「ボケる食 ボケない食」白澤卓二著
2025年までに、日本国内で700万人に達するといわれる認知症患者。最新の研究では、“何を食べ、何を食べないか”が、良くも悪くも認知症に大きな影響を与えることが分かってきたと、加齢制御医学の専門家である著者は指摘している。
認知症の7割を占めるアルツハイマー型の要因は、アミロイドβというタンパク質。これが蓄積されてアミロイド斑が形成されると認知機能の低下が進むが、その形成には神経細胞の炎症が関与しているという。炎症とは、免疫細胞が異物を攻撃する際に起こる大切な防御反応だが、やっかいなのは、ジワジワと続く慢性的な炎症。加齢や生活習慣が原因で起こり、動脈硬化や糖尿病、そして、認知症の発症に関わると考えられているのだ。
ただし、慢性炎症を抑えることは可能で、炎症を促す物質を体に入れず、炎症を抑える物質を取り入れればよいと本書。炎症を促す物質の代表格としては糖質とオメガ6系脂肪酸が挙げられるが、ファストフードやスナック菓子、インスタントラーメンにドーナツ、甘い缶コーヒーなど、現代人が口にしやすい食品にたっぷりと含まれているから要注意だ。
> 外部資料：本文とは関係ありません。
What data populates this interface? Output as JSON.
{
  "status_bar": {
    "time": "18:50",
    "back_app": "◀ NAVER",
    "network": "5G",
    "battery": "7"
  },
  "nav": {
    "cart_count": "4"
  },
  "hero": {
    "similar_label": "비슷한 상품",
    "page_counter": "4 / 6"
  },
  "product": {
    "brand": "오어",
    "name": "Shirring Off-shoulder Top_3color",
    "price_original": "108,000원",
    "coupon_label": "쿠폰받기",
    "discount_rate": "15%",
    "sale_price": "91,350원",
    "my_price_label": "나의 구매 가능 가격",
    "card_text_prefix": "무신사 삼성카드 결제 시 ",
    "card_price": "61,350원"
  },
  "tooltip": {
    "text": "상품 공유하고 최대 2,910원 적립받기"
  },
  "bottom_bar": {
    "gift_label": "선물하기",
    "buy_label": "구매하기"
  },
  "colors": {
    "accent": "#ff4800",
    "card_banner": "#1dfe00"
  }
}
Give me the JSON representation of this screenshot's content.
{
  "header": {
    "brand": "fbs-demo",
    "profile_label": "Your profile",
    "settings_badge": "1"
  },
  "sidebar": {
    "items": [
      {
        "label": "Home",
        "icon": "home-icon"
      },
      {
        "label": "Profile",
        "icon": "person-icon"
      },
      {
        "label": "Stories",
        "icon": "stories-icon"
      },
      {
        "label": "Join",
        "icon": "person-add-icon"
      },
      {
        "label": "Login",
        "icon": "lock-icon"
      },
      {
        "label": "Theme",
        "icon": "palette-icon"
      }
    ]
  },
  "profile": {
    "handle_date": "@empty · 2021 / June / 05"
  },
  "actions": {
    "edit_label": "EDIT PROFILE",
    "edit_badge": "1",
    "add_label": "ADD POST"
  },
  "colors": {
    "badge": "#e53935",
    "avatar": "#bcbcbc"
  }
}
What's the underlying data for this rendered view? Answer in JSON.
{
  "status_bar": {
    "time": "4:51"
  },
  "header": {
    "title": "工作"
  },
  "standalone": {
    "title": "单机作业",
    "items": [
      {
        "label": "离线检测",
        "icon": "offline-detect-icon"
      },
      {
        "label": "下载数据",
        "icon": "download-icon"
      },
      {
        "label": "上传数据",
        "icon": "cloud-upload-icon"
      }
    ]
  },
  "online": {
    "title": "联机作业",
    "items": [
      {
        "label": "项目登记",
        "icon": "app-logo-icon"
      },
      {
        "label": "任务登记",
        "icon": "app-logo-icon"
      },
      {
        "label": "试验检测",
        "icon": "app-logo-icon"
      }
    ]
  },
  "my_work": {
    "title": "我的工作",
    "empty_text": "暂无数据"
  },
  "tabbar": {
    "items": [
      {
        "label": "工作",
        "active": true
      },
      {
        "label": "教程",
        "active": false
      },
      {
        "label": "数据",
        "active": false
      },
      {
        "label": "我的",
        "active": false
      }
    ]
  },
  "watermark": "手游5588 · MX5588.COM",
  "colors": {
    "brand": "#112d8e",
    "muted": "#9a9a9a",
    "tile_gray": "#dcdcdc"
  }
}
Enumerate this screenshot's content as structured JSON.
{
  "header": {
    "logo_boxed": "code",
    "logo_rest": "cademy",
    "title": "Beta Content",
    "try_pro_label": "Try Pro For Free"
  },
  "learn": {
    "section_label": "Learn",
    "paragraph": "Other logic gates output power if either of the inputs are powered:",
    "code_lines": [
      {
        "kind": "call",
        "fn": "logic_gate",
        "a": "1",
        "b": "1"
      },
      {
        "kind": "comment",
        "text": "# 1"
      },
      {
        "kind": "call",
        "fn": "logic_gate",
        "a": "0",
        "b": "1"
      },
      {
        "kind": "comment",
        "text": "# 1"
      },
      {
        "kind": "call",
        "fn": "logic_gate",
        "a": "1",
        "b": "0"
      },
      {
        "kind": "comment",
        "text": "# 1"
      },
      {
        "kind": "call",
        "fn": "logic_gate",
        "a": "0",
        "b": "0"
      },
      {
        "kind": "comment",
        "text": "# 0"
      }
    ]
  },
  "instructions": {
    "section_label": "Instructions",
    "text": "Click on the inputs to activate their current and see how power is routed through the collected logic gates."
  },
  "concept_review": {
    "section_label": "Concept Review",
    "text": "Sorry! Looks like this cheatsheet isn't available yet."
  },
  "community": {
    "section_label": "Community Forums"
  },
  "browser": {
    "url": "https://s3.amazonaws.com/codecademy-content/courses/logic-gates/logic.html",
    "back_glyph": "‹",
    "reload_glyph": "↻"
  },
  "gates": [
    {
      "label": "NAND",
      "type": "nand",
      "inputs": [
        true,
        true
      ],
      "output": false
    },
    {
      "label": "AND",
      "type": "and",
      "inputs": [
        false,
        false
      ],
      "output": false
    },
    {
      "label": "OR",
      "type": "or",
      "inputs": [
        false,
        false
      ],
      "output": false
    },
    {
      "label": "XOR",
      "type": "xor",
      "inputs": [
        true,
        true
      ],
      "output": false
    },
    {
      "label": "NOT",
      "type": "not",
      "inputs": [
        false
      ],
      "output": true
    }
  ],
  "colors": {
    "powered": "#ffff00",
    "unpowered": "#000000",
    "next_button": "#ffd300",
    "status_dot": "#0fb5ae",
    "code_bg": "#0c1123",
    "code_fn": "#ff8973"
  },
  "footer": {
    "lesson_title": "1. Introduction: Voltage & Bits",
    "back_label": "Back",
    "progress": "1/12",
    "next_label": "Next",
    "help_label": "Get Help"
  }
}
それでは、炎症を抑えるにはどのような食品を取ればいいのか。例えば、ブロッコリーだ。とくにインドールという物質が高い抗炎症作用を持っている。また、芽に含まれているスルフォラファンも抗炎症作用が非常に高いため、含有量が多いスプラウトも積極的に取りたい。ココナツオイルやショウガ、青魚に赤ワインなども、神経細胞の炎症を抑えて脳の老化を食い止めるのに役立つという。
アミロイドβの蓄積は40代からひそかに進行する。今日からでも食生活を見直したい。